Taiwan on Sunday urged China to learn a lesson from the 1989 crackdown on Tiananmen Square democracy protests and press for political and human rights reforms to accompany its opening up.
In his inaugural speech last month, Taiwanese President Ma Ying-jeou called on China to narrow the gap with the democratic Taiwan by allowing its people to have a greater say in politics and improving its human rights record.
Taiwan’s China policy decision-making body renewed this appeal on the eve of the 23rd anniversary of China’s brutal crackdown on the democracy protests in Beijing, during which hundreds, if not thousands of peaceful protestors were killed.

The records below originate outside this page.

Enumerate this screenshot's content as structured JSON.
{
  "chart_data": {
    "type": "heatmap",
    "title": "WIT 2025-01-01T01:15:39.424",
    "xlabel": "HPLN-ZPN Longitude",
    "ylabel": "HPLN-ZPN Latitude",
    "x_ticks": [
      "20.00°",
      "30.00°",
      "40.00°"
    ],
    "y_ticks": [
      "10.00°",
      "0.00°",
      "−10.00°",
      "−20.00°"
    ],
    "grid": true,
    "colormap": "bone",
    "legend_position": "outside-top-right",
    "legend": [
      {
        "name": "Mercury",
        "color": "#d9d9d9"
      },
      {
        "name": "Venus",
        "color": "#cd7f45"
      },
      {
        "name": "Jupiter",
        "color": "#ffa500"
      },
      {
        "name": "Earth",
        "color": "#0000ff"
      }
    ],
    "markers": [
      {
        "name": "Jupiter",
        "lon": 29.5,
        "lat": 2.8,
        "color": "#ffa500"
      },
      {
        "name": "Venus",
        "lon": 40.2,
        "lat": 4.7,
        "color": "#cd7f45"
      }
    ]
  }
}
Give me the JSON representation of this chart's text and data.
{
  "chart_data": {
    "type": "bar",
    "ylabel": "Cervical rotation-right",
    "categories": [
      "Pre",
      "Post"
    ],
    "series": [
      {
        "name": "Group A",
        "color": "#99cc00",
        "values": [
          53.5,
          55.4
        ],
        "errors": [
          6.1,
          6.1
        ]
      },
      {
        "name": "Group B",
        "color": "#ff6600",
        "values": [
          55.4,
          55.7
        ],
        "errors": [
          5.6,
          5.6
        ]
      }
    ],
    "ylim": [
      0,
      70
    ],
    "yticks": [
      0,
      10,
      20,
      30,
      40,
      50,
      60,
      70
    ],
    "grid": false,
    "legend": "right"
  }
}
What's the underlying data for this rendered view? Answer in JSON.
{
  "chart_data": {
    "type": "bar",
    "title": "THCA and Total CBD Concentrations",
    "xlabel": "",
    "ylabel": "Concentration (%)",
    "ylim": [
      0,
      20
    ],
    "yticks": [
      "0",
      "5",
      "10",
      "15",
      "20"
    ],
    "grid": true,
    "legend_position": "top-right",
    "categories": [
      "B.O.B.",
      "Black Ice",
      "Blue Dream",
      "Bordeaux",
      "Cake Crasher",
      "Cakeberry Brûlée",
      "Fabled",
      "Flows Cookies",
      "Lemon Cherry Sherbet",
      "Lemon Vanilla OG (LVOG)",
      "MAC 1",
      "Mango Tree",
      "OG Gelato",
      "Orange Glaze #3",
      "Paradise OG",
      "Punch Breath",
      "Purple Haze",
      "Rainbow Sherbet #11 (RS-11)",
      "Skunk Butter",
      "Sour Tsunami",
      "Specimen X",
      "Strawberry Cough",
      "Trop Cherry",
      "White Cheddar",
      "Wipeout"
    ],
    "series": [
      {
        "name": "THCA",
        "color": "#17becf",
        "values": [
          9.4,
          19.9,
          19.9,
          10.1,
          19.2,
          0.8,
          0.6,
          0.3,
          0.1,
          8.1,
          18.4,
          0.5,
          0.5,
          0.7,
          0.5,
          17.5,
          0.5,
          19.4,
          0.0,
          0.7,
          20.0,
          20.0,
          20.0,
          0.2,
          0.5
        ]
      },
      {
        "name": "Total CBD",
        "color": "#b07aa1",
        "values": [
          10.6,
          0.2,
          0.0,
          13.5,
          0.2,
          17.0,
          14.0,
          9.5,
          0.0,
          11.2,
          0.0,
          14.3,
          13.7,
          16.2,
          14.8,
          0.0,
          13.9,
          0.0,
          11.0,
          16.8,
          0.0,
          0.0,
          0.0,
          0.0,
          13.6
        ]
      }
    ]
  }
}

“The Chinese mainland should sincerely face the historical event and accordingly learn a human rights lesson from it and press for political reforms on top of the present open-up reform basis,” the Mainland Affairs Council said in a statement.
“Reevaluation of the ‘Tiananmen Incident’ would be considered a critical index to measure the political institutional reforms to be launched by the mainland.”
Public surveys in Taiwan have indicated that despite ever closer economic ties with the mainland, an increasing number of Taiwanese people are against the scenario of the island reunifying with the mainland, citing authoritarian rule in China as a key reason.
Beijing still considers the Tiananmen incident a “counter revolutionary rebellion” and has refused to acknowledge any wrongdoing or consider compensation for those killed.
China still regards Taiwan as part of its territory awaiting reunification, by force if necessary, even though the island has ruled itself for more than six decades since the two sides split in 1949 at the end of a civil war.